The definitions come from Turing Reduction of Wikipedia
In computability theory, a Turing reduction (also known as a Cook reduction) from a problem A to a problem B, is a reduction which solves A, assuming the solution to B is already known (Rogers 1967, Soare 1987). It can be understood as an algorithm that could be used to solve A if it had available to it a subroutine for solving B. More formally, a Turing reduction is a function computable by an oracle machine with an oracle for B. Turing reductions can be applied to both decision problems and function problems.
which can be simplified as $A$ is reduced to $B$;
- If $A \leq B$ then, if you were given a subroutine for $B$ you could solve $A$.
- This can be also mean that $A$ is no harder than $B$.
I am wondering if this is the right direction. Assume we reduce the problem of breaking a cipher $P$ to some problem $X$, $P \leq_m^p X $, as suggested by the book (if I understand correctly). Then if we have a polynomial-time algorithm for $X$, we also have a polynomial algorithm for $P$. But this does not guarantee that if no polynomial algorithm for $X$ exists, there should be no polynomial-time algorithm for breaking $P$. In fact, there could still be a polynomial-time algorithm breaking $P$ in some way unrelated to problem $X$.
So we have $P \leq X$, which means we use $X$ as a subroutine and $P$ is not harder than $X$.
Yes, the reduction doesn't say about a polynomial-time algorithm exists or not. If one can prove that there is no polynomial-time algorithm for $X$ than this doesn't mean that there is no for $P$. Because the reduction is just a useful upper bound.
If there is a polynomial-time algorithm for $P$ this can be used to solve $X$ if one can show that $X \leq P$. Otherwise, as stated in the second bullet, the reduction provides only the upper bound.
So shouldn't the reduction be the other way around $X \leq_m^p P$. That is, if we can break $P$ in polynomial time, we can also solve $X$ in polynomial time?
Not exactly, the reduction gives the upper bound. To use a polynomial-time algorithm for $P$ to solve $X$ one needs to show that $X \leq P$.
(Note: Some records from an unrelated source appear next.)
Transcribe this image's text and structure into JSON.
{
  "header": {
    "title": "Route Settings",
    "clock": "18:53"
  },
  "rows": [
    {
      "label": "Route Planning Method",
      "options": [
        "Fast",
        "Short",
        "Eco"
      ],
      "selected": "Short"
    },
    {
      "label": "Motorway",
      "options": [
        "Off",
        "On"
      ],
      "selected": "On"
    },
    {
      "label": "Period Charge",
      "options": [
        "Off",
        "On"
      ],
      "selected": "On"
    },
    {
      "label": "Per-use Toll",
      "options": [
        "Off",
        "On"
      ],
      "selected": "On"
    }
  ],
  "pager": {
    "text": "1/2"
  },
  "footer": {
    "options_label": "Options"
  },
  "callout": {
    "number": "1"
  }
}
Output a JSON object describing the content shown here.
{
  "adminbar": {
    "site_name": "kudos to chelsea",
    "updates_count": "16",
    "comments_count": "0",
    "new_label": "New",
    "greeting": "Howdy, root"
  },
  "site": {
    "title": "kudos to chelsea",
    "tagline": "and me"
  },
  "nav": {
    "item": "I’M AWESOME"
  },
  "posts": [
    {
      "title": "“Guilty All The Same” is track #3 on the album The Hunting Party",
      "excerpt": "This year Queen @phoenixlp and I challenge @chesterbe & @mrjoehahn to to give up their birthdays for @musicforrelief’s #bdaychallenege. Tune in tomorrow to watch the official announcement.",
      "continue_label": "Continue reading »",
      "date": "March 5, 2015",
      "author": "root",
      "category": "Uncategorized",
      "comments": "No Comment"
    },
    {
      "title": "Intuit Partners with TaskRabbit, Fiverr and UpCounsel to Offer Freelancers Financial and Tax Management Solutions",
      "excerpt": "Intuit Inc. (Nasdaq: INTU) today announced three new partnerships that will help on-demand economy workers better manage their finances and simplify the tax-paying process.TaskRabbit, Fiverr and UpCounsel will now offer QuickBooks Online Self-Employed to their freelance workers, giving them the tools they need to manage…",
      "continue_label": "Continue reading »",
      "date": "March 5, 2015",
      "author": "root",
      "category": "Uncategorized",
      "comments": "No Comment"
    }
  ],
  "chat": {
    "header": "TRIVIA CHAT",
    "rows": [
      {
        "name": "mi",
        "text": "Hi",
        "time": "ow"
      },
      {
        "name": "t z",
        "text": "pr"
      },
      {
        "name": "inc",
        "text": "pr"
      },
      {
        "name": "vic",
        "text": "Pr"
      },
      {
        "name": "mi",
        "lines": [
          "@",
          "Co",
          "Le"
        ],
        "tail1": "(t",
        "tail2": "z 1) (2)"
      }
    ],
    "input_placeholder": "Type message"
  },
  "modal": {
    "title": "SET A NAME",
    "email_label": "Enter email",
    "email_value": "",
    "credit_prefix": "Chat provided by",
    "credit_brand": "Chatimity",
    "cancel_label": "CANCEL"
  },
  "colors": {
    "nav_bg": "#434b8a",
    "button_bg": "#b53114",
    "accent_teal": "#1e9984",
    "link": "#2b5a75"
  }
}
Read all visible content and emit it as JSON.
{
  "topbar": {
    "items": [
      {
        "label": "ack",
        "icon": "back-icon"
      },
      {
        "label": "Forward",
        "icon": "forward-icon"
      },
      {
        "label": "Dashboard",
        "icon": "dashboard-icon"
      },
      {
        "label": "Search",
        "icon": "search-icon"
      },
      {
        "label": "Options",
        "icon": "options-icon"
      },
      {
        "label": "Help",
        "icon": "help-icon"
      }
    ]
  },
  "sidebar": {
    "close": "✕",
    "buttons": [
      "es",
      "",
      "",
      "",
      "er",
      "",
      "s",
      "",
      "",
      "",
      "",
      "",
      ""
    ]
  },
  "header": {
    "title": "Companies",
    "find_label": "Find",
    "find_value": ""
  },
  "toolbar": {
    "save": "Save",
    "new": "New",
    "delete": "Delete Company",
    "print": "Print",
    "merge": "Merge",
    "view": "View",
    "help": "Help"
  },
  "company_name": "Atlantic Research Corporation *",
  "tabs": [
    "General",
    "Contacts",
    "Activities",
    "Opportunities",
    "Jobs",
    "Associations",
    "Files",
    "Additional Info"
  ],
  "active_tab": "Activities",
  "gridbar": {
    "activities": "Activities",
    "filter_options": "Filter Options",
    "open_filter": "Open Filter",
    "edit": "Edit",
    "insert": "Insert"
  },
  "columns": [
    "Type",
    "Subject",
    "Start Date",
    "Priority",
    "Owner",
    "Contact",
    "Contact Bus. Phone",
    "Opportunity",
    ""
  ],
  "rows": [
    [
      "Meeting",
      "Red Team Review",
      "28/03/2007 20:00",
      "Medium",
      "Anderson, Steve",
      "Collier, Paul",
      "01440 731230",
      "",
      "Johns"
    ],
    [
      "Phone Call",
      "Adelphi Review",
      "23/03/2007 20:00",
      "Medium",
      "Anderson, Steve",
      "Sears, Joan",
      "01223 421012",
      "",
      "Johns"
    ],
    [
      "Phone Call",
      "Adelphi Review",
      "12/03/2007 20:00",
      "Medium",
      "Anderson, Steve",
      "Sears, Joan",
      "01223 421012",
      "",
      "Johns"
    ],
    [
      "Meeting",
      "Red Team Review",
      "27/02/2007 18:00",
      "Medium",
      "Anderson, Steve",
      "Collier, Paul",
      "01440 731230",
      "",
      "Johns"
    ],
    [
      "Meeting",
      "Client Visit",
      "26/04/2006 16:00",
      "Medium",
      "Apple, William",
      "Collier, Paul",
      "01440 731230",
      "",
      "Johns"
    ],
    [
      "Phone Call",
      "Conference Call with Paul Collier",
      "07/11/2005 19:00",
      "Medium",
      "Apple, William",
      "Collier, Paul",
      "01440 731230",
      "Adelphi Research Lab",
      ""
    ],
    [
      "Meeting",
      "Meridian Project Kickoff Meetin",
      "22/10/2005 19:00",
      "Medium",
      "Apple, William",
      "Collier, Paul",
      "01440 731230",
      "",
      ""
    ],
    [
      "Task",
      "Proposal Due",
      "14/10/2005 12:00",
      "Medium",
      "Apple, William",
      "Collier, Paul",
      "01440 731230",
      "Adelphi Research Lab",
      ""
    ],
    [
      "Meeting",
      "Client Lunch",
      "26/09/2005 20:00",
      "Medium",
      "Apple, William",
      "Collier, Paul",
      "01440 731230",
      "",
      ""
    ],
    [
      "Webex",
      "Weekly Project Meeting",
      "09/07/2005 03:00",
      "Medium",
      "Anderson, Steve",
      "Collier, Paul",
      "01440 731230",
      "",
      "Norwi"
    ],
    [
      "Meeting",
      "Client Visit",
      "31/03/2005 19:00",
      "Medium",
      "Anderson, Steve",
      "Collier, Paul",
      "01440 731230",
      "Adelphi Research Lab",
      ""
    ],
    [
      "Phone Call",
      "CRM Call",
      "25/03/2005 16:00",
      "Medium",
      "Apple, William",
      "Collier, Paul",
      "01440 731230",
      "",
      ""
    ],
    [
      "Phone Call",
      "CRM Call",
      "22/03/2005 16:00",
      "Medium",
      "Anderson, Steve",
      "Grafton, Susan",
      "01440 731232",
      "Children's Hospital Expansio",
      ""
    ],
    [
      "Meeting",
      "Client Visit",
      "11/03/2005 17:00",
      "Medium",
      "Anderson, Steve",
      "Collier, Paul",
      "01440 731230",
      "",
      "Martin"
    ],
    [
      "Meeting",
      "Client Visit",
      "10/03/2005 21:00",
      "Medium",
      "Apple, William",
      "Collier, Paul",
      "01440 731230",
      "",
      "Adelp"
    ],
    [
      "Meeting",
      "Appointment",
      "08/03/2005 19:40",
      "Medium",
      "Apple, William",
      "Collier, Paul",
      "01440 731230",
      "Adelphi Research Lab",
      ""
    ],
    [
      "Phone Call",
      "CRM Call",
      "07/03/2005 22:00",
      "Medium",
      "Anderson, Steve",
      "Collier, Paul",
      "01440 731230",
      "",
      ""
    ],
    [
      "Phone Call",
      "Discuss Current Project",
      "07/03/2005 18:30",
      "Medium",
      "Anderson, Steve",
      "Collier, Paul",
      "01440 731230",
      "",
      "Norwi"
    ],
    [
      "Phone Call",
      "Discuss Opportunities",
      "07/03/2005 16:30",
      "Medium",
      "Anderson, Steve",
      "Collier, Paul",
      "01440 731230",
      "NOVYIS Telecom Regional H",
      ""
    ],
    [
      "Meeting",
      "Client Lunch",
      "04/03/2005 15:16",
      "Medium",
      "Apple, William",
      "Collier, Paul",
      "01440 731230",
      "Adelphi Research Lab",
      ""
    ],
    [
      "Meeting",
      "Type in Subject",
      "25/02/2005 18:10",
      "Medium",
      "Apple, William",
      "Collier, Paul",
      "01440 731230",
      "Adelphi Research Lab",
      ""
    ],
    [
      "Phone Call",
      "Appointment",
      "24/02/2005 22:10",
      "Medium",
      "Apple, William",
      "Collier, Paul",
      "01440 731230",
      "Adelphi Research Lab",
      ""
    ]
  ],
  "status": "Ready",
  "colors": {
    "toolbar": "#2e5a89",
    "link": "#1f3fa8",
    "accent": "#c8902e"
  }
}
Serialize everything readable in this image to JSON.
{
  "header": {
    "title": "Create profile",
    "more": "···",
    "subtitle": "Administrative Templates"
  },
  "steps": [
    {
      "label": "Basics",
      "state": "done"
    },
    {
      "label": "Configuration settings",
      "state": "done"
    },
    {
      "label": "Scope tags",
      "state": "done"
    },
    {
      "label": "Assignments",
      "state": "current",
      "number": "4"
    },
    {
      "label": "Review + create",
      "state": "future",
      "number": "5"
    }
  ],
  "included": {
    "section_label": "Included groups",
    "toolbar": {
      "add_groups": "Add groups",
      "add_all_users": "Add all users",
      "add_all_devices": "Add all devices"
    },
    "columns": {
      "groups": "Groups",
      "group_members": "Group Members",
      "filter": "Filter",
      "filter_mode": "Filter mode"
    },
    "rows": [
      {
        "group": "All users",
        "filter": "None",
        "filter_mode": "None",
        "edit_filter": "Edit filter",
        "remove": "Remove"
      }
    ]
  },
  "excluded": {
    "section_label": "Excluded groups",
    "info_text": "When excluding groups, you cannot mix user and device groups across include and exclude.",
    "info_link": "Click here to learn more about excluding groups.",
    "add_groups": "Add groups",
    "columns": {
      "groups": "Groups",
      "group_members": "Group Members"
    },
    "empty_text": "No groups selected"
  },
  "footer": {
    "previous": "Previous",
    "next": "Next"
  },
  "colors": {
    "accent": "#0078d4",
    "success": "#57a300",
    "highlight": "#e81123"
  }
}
This way, if $X$ is hard (not polynomial-time solvable), then by contraposition $P$ must also be hard, thus $P$ is at least as hard as X?
What am I missing here?
Assuming that one showed a reduction of $X \leq P$, then the information we have $X$ is no harder than $P$ with $P$ is solvable in polynomial-time. If you show that $X$ is hard ( assuming NP-hard here) then one must look at either the reduction or the hardness of solving $P$ again.